BenchmarkTools.jl's short display mode (@btime
) displays runtime and allocations. Chairmark's short display mode (displaying a sample, or simply @b
at the REPL) follows Base.@time
instead and captures a wide variety of information, displaying only nonzero values. Here's a selection of the diversity of information Charimarks makes available to users, paired with how BenchmarkTools treats the same expressions:
julia> @b 1+1
1.132 ns
julia> @btime 1+1;
1.125 ns (0 allocations: 0 bytes)
julia> @b rand(10)
48.890 ns (1 allocs: 144 bytes)
julia> @btime rand(10);
46.812 ns (1 allocation: 144 bytes)
julia> @b rand(10_000_000)
11.321 ms (2 allocs: 76.294 MiB, 17.34% gc time)

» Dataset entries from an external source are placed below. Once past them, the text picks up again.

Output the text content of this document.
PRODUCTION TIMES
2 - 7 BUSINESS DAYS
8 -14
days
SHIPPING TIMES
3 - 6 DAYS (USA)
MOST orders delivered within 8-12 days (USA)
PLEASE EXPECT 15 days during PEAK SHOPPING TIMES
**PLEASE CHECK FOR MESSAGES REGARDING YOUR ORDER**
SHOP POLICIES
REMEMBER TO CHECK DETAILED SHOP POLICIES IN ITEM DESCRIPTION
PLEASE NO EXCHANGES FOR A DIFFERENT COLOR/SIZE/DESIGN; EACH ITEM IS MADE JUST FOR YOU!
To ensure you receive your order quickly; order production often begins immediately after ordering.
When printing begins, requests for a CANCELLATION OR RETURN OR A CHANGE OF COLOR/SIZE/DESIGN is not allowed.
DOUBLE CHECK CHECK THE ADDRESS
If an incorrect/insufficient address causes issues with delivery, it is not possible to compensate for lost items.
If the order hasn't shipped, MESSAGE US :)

julia> @btime rand(10_000_000);
9.028 ms (2 allocations: 76.29 MiB)
julia> @b @eval begin f(x) = x+1; f(1) end
1.237 ms (632 allocs: 41.438 KiB, 70.73% compile time)
julia> @btime @eval begin f(x) = x+1; f(1) end;
1.421 ms (625 allocations: 41.27 KiB)
julia> @b sleep(1)
1.002 s (4 allocs: 112 bytes, without a warmup)
julia> @btime sleep(1)
1.002 s (4 allocations: 112 bytes)
It would be a loss restrict ourselves to only runtime and allocations, it would be distracting to include "0% compilation time" in outputs which have zero compile time, and it would be inconsistent to make some fields (e.g. allocation count and amount) always display while others are only displayed when non-zero. Sparse display is the compromise I've chosen to get the best of both worlds.